MySQL MCP server questions
Common questions.
- What is a MySQL MCP server?
- An MCP (Model Context Protocol) server exposes MySQL to an AI agent as tools — typically a query tool the model can call. A raw one wraps a connection string and runs whatever SQL the model asks. A governed one, like Bytebase, sits in front of the governance layer so identity, masking, review, and audit apply to every call.
- How is this different from a community MySQL MCP server?
- A community server connects directly with a DSN — convenient on a throwaway local database, wide open against production. Bytebase connects the agent through itself: per-agent identity, masking on the read path, writes routed to review, and audit under two identities. Same database, same agent; the difference is where the MCP server sits.

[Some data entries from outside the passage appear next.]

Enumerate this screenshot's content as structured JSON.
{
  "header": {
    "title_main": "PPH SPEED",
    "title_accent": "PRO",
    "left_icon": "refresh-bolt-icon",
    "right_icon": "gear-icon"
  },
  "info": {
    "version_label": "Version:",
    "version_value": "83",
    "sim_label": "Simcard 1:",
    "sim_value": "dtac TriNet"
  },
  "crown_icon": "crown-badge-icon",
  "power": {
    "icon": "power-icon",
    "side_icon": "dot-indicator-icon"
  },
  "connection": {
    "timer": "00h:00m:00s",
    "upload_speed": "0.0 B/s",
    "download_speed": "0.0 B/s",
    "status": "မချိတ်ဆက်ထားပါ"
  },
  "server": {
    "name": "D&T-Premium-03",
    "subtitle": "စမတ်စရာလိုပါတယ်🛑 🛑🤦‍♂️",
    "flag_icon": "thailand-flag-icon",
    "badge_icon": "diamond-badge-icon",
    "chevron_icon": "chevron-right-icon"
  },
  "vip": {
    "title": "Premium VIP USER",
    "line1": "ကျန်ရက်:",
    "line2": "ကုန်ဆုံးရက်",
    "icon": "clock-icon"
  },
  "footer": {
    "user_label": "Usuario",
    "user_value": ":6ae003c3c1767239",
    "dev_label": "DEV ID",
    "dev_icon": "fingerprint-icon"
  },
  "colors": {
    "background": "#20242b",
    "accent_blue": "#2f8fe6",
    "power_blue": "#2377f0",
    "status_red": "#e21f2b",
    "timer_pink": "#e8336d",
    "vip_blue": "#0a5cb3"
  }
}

- Our MySQL MCP server is read-only — isn't that enough?
- Read-only on MySQL is leakier than it looks. A keyword check that allows SELECT is bypassed by a multi-statement connection (SELECT 1; DROP TABLE …), and because MySQL DDL implicitly commits, a read-only transaction can't roll the damage back. Read-only also does nothing about the real risk — masked columns flowing into the model. Bytebase scopes by identity, masks on the read path, and routes any write to review, so “can it write” stops being the only line of defense.
- Does it mask sensitive data before the model sees it?
- Yes. Masking runs on the read path at the MCP boundary, so restricted values are transformed before they reach the model. A masked SSN returns as ******. The model cannot leak what it never received.
- Can the agent write to the database?
- Not directly. A schema or data change opens a Bytebase change issue instead of executing on send, where SQL review and approval apply just as for a human-authored migration. The agent proposes; the pipeline governs.
- Which MySQL flavors are supported?
- Any MySQL or MariaDB Bytebase can connect to — Community, Enterprise, Percona, MariaDB, RDS, Aurora, Cloud SQL, managed forks. Governance runs in Bytebase, in front of the database, so there's no plugin or component requirement on the server.